Felon Ran $200 Million Ponzi, Victims Say

REDDING, Calif. (CN) - Eighteen investment LLCs say they were taken for more than $200 million by a recidivist felon who'd already served prison time for a $5 million gold swindle. James Koenig and his cohorts face 79 criminal charges in California after swindling 1,000 investors for $200 million, allegedly to invest in tax-sheltered senior housing centers across the nation.

Koenig set up Asset & Real Estate Investment Company (AREI) and more than 50 affiliates to run his Ponzi scam, according to the complaint in Shasta Superior Court.

The scam went on for 10 years, during which the financial wrecking crew over-leveraged property, stripped it of assets and drove it into foreclosure, depriving investors of their ownership and equity, according to the complaint.

Co-defendants Meecorp Capital Markets, Capital Resources Fund, and Shattuck Hammond Partners encumbered a senior housing facility, Colonnade of Schwenksville, in Pennsylvania, with undisclosed loans, preferred equity and fees to enrich themselves, according to the complaint. Still more defendants, title companies, failed to notify investors of all this, and allowed AREI to withhold title information, all to the plaintiff's detriment, according to the complaint.

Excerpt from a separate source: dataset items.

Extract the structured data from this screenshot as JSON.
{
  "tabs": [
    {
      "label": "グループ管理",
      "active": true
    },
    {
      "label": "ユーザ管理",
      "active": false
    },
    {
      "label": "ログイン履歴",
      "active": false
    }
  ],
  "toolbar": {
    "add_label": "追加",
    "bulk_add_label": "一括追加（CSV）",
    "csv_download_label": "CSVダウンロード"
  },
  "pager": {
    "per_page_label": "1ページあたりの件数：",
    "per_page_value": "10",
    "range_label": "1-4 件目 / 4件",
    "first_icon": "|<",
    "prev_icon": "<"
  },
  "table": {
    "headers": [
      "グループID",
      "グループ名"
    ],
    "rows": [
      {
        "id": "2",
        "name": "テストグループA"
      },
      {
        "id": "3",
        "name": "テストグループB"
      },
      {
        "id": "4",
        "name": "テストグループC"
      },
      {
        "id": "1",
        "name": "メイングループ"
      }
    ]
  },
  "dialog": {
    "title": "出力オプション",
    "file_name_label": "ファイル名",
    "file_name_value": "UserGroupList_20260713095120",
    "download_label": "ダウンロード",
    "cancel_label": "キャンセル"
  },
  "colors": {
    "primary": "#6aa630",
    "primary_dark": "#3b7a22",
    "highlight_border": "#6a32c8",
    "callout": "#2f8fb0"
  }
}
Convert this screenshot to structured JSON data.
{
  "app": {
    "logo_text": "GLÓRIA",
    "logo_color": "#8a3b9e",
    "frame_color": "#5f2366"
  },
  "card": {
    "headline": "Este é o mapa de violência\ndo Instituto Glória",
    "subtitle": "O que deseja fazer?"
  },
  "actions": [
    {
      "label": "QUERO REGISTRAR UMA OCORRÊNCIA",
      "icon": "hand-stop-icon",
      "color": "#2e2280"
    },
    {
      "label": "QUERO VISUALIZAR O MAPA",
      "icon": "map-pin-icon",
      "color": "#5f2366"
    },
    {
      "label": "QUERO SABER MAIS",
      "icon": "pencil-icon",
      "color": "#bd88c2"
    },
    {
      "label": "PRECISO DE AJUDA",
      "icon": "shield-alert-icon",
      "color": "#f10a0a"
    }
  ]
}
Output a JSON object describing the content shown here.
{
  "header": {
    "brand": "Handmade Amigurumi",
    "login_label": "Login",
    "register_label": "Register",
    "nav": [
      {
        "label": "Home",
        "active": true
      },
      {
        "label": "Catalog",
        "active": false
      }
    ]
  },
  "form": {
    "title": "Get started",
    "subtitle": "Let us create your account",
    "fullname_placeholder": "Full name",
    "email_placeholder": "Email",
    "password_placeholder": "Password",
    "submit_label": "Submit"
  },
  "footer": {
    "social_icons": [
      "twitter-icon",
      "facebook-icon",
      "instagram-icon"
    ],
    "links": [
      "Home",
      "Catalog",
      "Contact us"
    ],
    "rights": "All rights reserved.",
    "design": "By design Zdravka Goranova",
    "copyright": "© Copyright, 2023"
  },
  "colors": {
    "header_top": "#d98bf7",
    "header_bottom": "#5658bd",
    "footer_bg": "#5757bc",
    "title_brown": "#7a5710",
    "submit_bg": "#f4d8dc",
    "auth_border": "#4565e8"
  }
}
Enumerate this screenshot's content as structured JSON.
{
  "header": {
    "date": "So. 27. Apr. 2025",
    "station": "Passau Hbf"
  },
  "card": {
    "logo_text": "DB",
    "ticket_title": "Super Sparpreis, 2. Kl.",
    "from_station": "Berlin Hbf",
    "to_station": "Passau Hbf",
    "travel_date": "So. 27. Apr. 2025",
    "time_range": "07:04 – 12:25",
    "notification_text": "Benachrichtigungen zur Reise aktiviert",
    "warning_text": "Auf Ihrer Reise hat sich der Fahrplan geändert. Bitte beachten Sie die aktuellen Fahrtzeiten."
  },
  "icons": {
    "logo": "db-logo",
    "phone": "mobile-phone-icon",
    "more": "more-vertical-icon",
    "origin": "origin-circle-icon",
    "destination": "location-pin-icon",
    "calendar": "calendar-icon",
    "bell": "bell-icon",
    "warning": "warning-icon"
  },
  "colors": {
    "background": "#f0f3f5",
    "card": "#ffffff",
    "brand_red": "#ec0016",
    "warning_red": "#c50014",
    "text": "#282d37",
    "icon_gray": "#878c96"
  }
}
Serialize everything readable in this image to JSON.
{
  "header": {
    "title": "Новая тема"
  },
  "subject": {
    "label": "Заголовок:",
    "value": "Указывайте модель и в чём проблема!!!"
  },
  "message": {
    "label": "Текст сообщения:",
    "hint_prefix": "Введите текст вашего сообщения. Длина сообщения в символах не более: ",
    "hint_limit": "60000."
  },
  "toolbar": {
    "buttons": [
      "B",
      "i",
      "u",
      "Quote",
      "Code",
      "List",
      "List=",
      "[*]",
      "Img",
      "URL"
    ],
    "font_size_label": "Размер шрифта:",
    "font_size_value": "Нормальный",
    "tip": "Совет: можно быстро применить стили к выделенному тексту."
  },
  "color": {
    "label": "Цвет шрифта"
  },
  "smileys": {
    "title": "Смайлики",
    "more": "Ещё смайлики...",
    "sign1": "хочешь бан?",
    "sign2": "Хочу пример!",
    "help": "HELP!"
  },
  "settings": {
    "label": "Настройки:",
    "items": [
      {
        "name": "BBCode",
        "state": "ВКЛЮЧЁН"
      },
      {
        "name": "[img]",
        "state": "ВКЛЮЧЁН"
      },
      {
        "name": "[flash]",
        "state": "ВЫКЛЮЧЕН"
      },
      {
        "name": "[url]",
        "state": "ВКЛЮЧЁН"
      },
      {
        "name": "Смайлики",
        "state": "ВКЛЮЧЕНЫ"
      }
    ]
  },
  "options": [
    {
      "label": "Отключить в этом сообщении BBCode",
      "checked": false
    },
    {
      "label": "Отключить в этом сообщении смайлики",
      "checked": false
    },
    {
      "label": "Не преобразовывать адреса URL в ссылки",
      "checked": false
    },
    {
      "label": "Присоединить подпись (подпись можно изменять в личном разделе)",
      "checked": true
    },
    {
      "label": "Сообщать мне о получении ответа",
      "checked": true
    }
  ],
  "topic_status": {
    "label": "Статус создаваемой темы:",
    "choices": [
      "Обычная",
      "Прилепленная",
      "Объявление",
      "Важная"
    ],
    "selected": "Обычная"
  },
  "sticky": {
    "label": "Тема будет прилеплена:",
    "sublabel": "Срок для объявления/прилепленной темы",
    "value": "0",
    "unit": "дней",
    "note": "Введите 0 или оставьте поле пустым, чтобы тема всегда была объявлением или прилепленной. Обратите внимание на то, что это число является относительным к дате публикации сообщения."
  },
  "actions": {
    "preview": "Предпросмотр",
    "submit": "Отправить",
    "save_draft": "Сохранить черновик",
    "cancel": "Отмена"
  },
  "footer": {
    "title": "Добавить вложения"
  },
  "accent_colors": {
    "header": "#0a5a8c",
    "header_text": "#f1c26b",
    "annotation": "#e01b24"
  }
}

The 18 plaintiffs - AREI Colonnade 1 through 20, LLCs (minus 9 and 19) - intended to "entrust defendants" with only $2.5 million, but when the "defendants oversold the property," they "raked in substantially more money from the plaintiffs and without plaintiffs' knowledge," according to the complaint.

"Koenig is a convicted felon who was sentenced in 1986 to 2 years in prison and ordered to pay $5 million in restitution to investors after he and two partners were convicted of fraud in a gold-selling scam," according to the complaint. "At least one other senior AREI officer - Adam Peterson, the chief financial officer of AREI - recently served prison time for fraud. ...

"In May 2009, after identifying more than 1,000 victims with losses totaling $200 million the California Attorney General filed 79 criminal charges against James Koenig, Gary Armitage and Jeffery Guidi. The charges marked the culmination of a year-long investigation which found that Koenig and Armitage and Guidi created a network of more than fifty-five business ventures over a period of 10 years to enrich themselves and keep their Ponzi scheme afloat."

The plaintiffs seek establishment of a trust and punitive damages for fraud, conspiracy, negligence and other charges. They are represented by Jeffery Swanson of Redding.